Roanoke Times Copyright (c) 1995, Landmark Communications, Inc. DATE: WEDNESDAY, March 16, 1994 TAG: 9403160172 SECTION: BUSINESS PAGE: B-7 EDITION: METRO SOURCE: Associated Press DATELINE: WASHINGTON LENGTH: Short
The Commerce Department said the 1993 shortfall in the U.S. current account totaled $109.24 billion, the largest gap since a $127.2 billion deficit in 1988. An increase in the merchandise trade deficit accounted for most of the increase.
The October-December imbalance was the biggest since the deficit totaled $33.0 billion in the final three months of 1988.
A decrease in the surplus on services, a shift to a deficit on investment income and larger net unilateral transfers more than offset a decrease in the deficit on merchandise trade in the fourth quarter.

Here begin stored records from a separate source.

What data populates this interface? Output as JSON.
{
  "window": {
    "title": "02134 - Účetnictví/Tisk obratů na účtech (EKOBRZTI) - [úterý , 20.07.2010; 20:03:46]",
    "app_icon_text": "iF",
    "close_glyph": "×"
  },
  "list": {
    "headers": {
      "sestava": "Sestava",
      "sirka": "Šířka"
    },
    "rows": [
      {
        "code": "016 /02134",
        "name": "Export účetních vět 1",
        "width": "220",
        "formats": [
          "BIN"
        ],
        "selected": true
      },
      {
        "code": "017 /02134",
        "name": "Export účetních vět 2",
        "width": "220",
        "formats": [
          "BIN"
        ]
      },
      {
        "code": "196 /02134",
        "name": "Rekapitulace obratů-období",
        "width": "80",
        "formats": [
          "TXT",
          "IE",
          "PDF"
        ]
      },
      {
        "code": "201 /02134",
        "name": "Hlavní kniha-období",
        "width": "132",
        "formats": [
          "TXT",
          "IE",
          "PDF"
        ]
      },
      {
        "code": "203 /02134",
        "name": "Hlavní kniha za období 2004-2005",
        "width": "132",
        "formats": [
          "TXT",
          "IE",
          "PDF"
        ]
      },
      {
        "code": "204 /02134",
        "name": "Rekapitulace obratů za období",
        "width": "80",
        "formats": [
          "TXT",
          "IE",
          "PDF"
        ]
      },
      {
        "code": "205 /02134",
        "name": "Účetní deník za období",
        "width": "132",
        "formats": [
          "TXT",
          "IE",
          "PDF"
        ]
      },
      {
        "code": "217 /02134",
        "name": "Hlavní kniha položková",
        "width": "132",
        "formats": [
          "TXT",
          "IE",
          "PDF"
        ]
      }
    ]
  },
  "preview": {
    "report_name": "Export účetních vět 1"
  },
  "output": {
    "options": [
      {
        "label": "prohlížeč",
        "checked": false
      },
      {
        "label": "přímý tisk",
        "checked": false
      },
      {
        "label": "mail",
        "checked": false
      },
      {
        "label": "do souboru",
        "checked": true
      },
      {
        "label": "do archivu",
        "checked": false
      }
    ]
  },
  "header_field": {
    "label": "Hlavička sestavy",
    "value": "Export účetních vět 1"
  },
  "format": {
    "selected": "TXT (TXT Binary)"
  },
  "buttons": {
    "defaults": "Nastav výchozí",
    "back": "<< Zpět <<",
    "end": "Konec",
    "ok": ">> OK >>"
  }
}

Unilateral transfers include U.S. foreign aid payments.
The current account is considered the broadest measure of America's trade competitiveness because it tracks not only trade in merchandise but also trade in services and investment flows between the United States and other nations.
After peaking at $167.3 billion in 1987, the deficit fell steadily each year until 1991, when it dropped to $8.3 billion.
Any worsening of the trade performance could have an adverse effect on the U.S. labor market.